--- /dev/null Thu Jan 01 00:00:00 1970 +0000
+++ b/qmsk/irclogs/log_search.py Sun Sep 13 01:15:56 2009 +0300
@@ -0,0 +1,367 @@
+"""
+ Full-text searching of logs
+"""
+
+import datetime, calendar, pytz
+import os.path
+
+import HyperEstraier as hype
+
+import log_line, utils, config
+
+class LogSearchError (Exception) :
+ """
+ General search error
+ """
+
+ pass
+
+class SearchIndexError (LogSearchError) :
+ """
+ Error manipulating the index
+ """
+
+ def __init__ (self, msg, db) :
+ """
+ Build the error from the given message + HyperEstraier.Database
+ """
+
+ super(SearchIndexError, self).__init__("%s: %s" % (msg, db.err_msg(db.error())))
+
+class NoResultsFound (LogSearchError) :
+ """
+ No results found
+ """
+
+ pass
+
+class LogSearchIndex (object) :
+ """
+ An index on the logs for a group of channels.
+
+ This uses Hyper Estraier to handle searching, whereby each log line is a document (yes, I have a powerful server).
+
+ These log documents have the following attributes:
+ @uri - channel/date/line
+ channel - channel code
+ type - the LogType id
+ timestamp - UTC timestamp
+ source_nickname - source nickname
+ source_username - source username
+ source_hostname - source hostname
+ source_chanflags - source channel flags
+ target_nickname - target nickname
+
+ Each document then has a single line of data, which is the log data message
+ """
+
+ def __init__ (self, channels, path, mode='r') :
+ """
+ Open the database at the given path, with the given mode:
+ First char:
+ r - read, error if not exists
+ w - write, create if not exists
+ a - write, error if not exists
+ c - create, error if exists
+
+ Additional chars:
+ trunc - truncate if exists
+ + - read as well as write
+ ? - non-blocking lock open, i.e. it fails if already open
+
+ Channels is the ChannelList.
+ """
+
+ # store
+ self.channels = channels
+ self.path = path
+ self.mode = mode
+
+ # check it does not already exist?
+ if mode in 'c' and os.path.exists(path) :
+ raise LogSearchError("Index already exists: %s" % (path, ))
+
+ # mapping of { mode -> flags }
+ mode_to_flag = {
+ 'r': hype.Database.DBREADER,
+ 'w': hype.Database.DBWRITER | hype.Database.DBCREAT,
+ 'a': hype.Database.DBWRITER,
+ 'c': hype.Database.DBWRITER | hype.Database.DBCREAT,
+ }
+
+ # flags to use, standard modes
+ flags = mode_to_flag[mode[0]]
+
+ # mode-flags
+ if '?' in mode :
+ # non-blocking locking
+ flags |= hype.Database.DBLCKNB
+
+ elif '+' in mode :
+ # read
+ flags |= hype.Database.DBREADER
+
+ elif 'trunc' in mode :
+ # truncate.
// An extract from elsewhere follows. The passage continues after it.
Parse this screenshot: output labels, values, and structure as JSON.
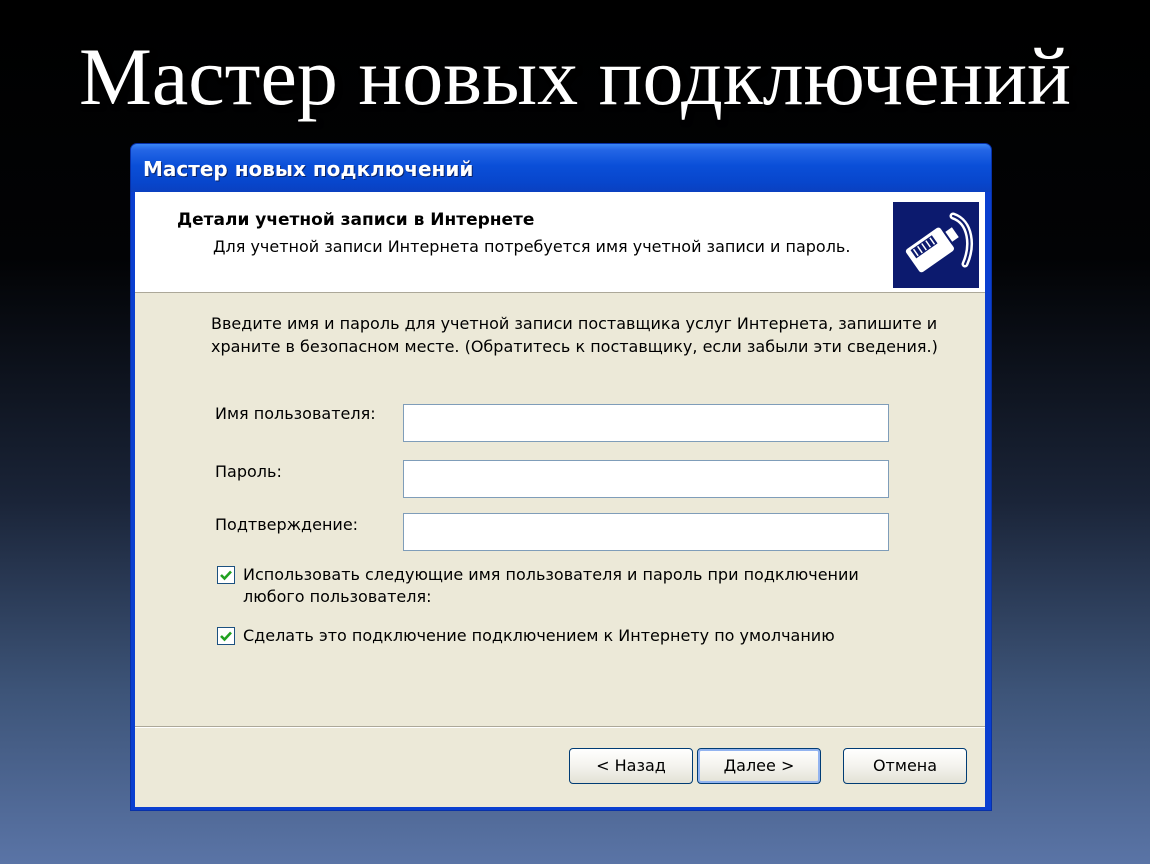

Dangerous!
+ flags |= hype.Database.DBTRUNC
+
+ # make instance
+ self.db = hype.Database()
+
+ # open
+ if not self.db.open(path, flags) :
+ raise SearchIndexError("Index open failed: %s, mode=%s, flags=%#06x" % (path, mode, flags), self.db)
+
+ def close (self) :
+ """
+ Explicitly close the index, this is done automatically on del
+ """
+
+ if not self.db.close() :
+ raise SearchIndexError("Index close failed", self.db)
+
+ def insert (self, channel, lines) :
+ """
+ Adds a sequence of LogLines from the given LogChannel to the index, and return the number of added items
+ """
+
+ # count from zero
+ count = 0
+
+ # iterate
+ for line in lines :
+ # insert
+ self.insert_line(channel, line)
+
+ # count
+ count += 1
+
+ # return
+ return count
+
+ def insert_line (self, channel, line) :
+ """
+ Adds a single LogLine for the given LogChannel to the index
+ """
+
+ # validate the LogChannel
+ assert channel.id
+
+ # validate the LogLine
+ assert line.offset
+ assert line.timestamp
+
+ # create new document
+ doc = hype.Document()
+
+ # line date
+ date = line.timestamp.date()
+
+ # ensure that it's not 1900
+ assert date.year != 1900
+
+ # add URI
+ doc.add_attr('@uri', "%s/%s/%d" % (channel.id, date.strftime('%Y-%m-%d'), line.offset))
+
+ # add channel id
+ doc.add_attr('channel', channel.id)
+
+ # add type
+ doc.add_attr('type', str(line.type))
+
+ # add UTC timestamp
+ doc.add_attr('timestamp', str(utils.to_utc_timestamp(line.timestamp)))
+
+ # add source attribute?
+ if line.source :
+ source_nickname, source_username, source_hostname, source_chanflags = line.source
+
+ if source_nickname :
+ doc.add_attr('source_nickname', source_nickname.encode('utf8'))
+
+ if source_username :
+ doc.add_attr('source_username', source_username.encode('utf8'))
+
+ if source_hostname :
+ doc.add_attr('source_hostname', source_hostname.encode('utf8'))
+
+ if source_chanflags :
+ doc.add_attr('source_chanflags', source_chanflags.encode('utf8'))
+
+ # add target attributes?
+ if line.target :
+ target_nickname = line.target
+
+ if target_nickname :
+ doc.add_attr('target_nickname', target_nickname.encode('utf8'))
+
+ # add data
+ if line.data :
+ doc.add_text(line.data.encode('utf8'))
+
+ # put, "clean up dispensable regions of the overwritten document"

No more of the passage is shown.